Compared with the 2 years before rotavirus vaccine implementation, diarrheal death rates among US children <5 years of age old decreased significantly during 2010–2016, concurrent with increase in full-series rotavirus vaccine coverage from 43.9% in 2009 to 74.1% in 2016 in 18- to 35-month-old children.5,6 This is in line with findings from Mexico and Malawi, where, after introduction of rotavirus vaccine, a 41% and 31% reduction in diarrhea-associated deaths were reported, respectively.7,8 Additionally, the decline in mortality in our study was greater and achieved faster by 4- to 11-month-olds, who experienced a 50% decline in mortality by 2011–2013; in 2014–2016, the 11- to 23-month-olds also experienced a similar decrease. These age groups bear the greatest burden of rotavirus disease, and collectively these data support that the declines observed may be, in part, due to the effect of vaccination. However, we did not observe greater declines in diarrheal deaths during the rotavirus season months. We also recorded a decrease in diarrheal mortality among 1- to 3-month-olds who were too young to be vaccinated against rotavirus, suggesting other factors may also contribute to the decreasing diarrhea-associated deaths among US children.
In each period analyzed, racial disparities existed. While death rates decreased among both white and black children during the study period, black children had between 3–5.5 times the death rate of white children. While the general decline in death rates is encouraging, further exploration of reasons for the higher death rates among blacks and interventions targeted at further reducing the rate, such as improving rotavirus vaccine coverage, which trails that for whites by 10 percentage points5 in the most recent coverage estimates, are warranted.

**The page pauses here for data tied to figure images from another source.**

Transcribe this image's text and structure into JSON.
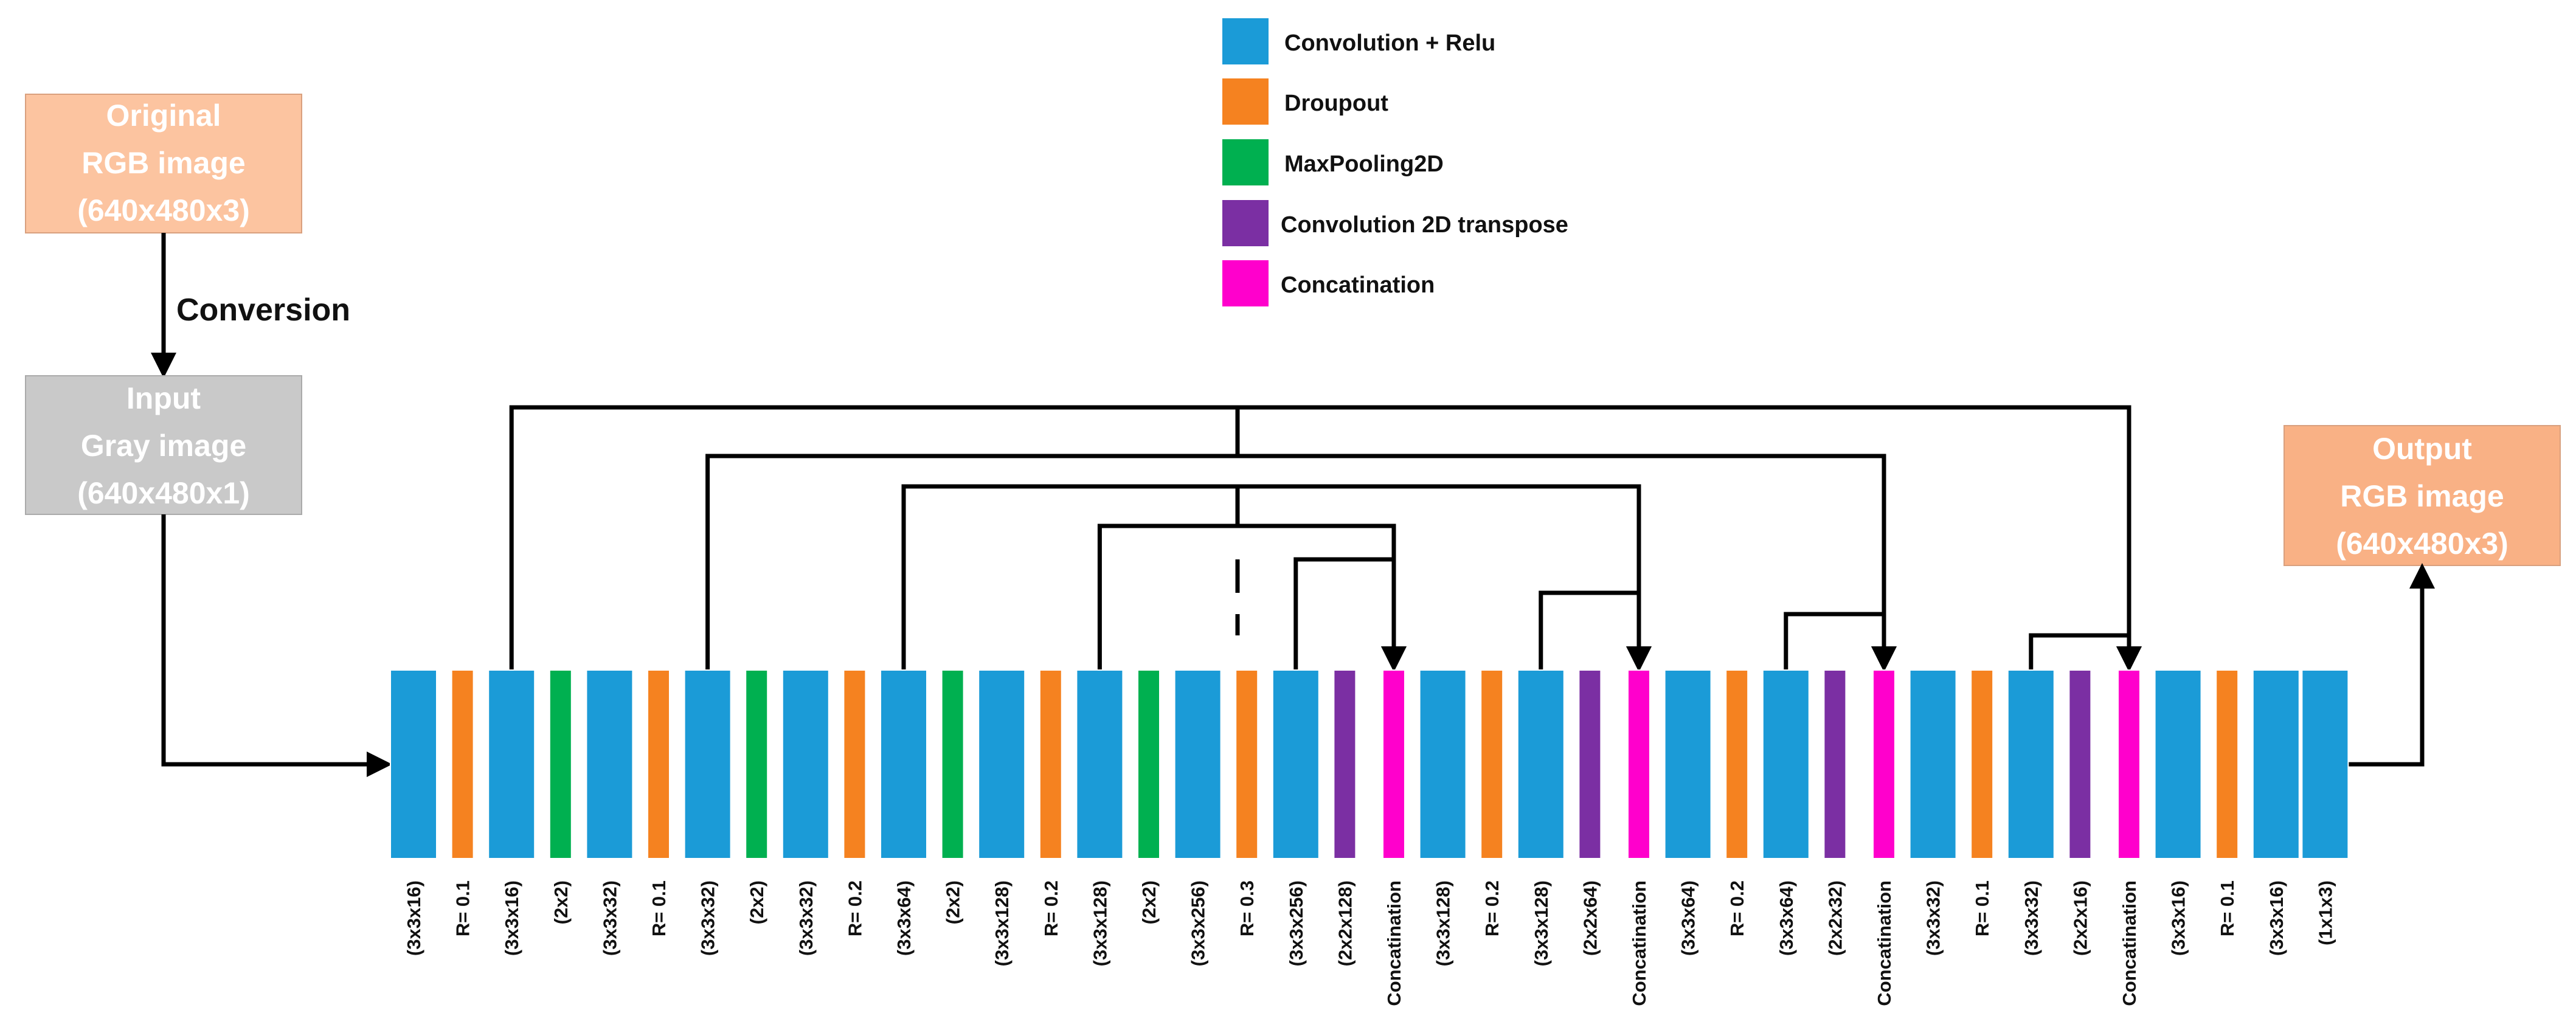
{
  "legend": [
    {
      "key": "conv",
      "label": "Convolution + Relu",
      "color": "#1b9bd7"
    },
    {
      "key": "drop",
      "label": "Droupout",
      "color": "#f58220"
    },
    {
      "key": "pool",
      "label": "MaxPooling2D",
      "color": "#00b050"
    },
    {
      "key": "trans",
      "label": "Convolution 2D transpose",
      "color": "#7b2fa3"
    },
    {
      "key": "concat",
      "label": "Concatination",
      "color": "#ff00cc"
    }
  ],
  "boxes": {
    "original": {
      "lines": [
        "Original",
        "RGB image",
        "(640x480x3)"
      ],
      "color": "#fcc4a0"
    },
    "input": {
      "lines": [
        "Input",
        "Gray image",
        "(640x480x1)"
      ],
      "color": "#c9c9c9"
    },
    "output": {
      "lines": [
        "Output",
        "RGB image",
        "(640x480x3)"
      ],
      "color": "#f9b185"
    }
  },
  "conversion_label": "Conversion",
  "layers": [
    {
      "type": "conv",
      "label": "(3x3x16)"
    },
    {
      "type": "drop",
      "label": "R= 0.1"
    },
    {
      "type": "conv",
      "label": "(3x3x16)"
    },
    {
      "type": "pool",
      "label": "(2x2)"
    },
    {
      "type": "conv",
      "label": "(3x3x32)"
    },
    {
      "type": "drop",
      "label": "R= 0.1"
    },
    {
      "type": "conv",
      "label": "(3x3x32)"
    },
    {
      "type": "pool",
      "label": "(2x2)"
    },
    {
      "type": "conv",
      "label": "(3x3x32)"
    },
    {
      "type": "drop",
      "label": "R= 0.2"
    },
    {
      "type": "conv",
      "label": "(3x3x64)"
    },
    {
      "type": "pool",
      "label": "(2x2)"
    },
    {
      "type": "conv",
      "label": "(3x3x128)"
    },
    {
      "type": "drop",
      "label": "R= 0.2"
    },
    {
      "type": "conv",
      "label": "(3x3x128)"
    },
    {
      "type": "pool",
      "label": "(2x2)"
    },
    {
      "type": "conv",
      "label": "(3x3x256)"
    },
    {
      "type": "drop",
      "label": "R= 0.3"
    },
    {
      "type": "conv",
      "label": "(3x3x256)"
    },
    {
      "type": "trans",
      "label": "(2x2x128)"
    },
    {
      "type": "concat",
      "label": "Concatination"
    },
    {
      "type": "conv",
      "label": "(3x3x128)"
    },
    {
      "type": "drop",
      "label": "R= 0.2"
    },
    {
      "type": "conv",
      "label": "(3x3x128)"
    },
    {
      "type": "trans",
      "label": "(2x2x64)"
    },
    {
      "type": "concat",
      "label": "Concatination"
    },
    {
      "type": "conv",
      "label": "(3x3x64)"
    },
    {
      "type": "drop",
      "label": "R= 0.2"
    },
    {
      "type": "conv",
      "label": "(3x3x64)"
    },
    {
      "type": "trans",
      "label": "(2x2x32)"
    },
    {
      "type": "concat",
      "label": "Concatination"
    },
    {
      "type": "conv",
      "label": "(3x3x32)"
    },
    {
      "type": "drop",
      "label": "R= 0.1"
    },
    {
      "type": "conv",
      "label": "(3x3x32)"
    },
    {
      "type": "trans",
      "label": "(2x2x16)"
    },
    {
      "type": "concat",
      "label": "Concatination"
    },
    {
      "type": "conv",
      "label": "(3x3x16)"
    },
    {
      "type": "drop",
      "label": "R= 0.1"
    },
    {
      "type": "conv",
      "label": "(3x3x16)"
    },
    {
      "type": "conv",
      "label": "(1x1x3)"
    }
  ],
  "skip_connections": [
    {
      "from": 2,
      "to": 35
    },
    {
      "from": 6,
      "to": 30
    },
    {
      "from": 10,
      "to": 25
    },
    {
      "from": 14,
      "to": 20
    },
    {
      "from": 18,
      "to": 20
    },
    {
      "from": 23,
      "to": 25
    },
    {
      "from": 28,
      "to": 30
    },
    {
      "from": 33,
      "to": 35
    }
  ]
}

This analysis was subject to several limitations. First, an error in the ICD coding system before 2005 precluded inclusion of more than 2 years of prevaccine data, thus limiting comparison years. Next, the timing and geospatial pattern of the rotavirus season has shifted in the US since vaccine introduction2 and we were unable to adjust for these changes, thereby potentially masking effects of shifting seasons on in-season declines in mortality. Finally, we did not have enough individual level data on rotavirus as the etiology of diarrheal death, thus we cannot definitely attribute the decline in diarrheal deaths in our analysis to the rotavirus vaccine program.
All-cause diarrheal mortality has declined among all <5-year-olds in the later years post-rotavirus vaccine implementation compared with prevaccine years; further research to assess the role of rotavirus vaccine in decreasing pediatric deaths is warranted.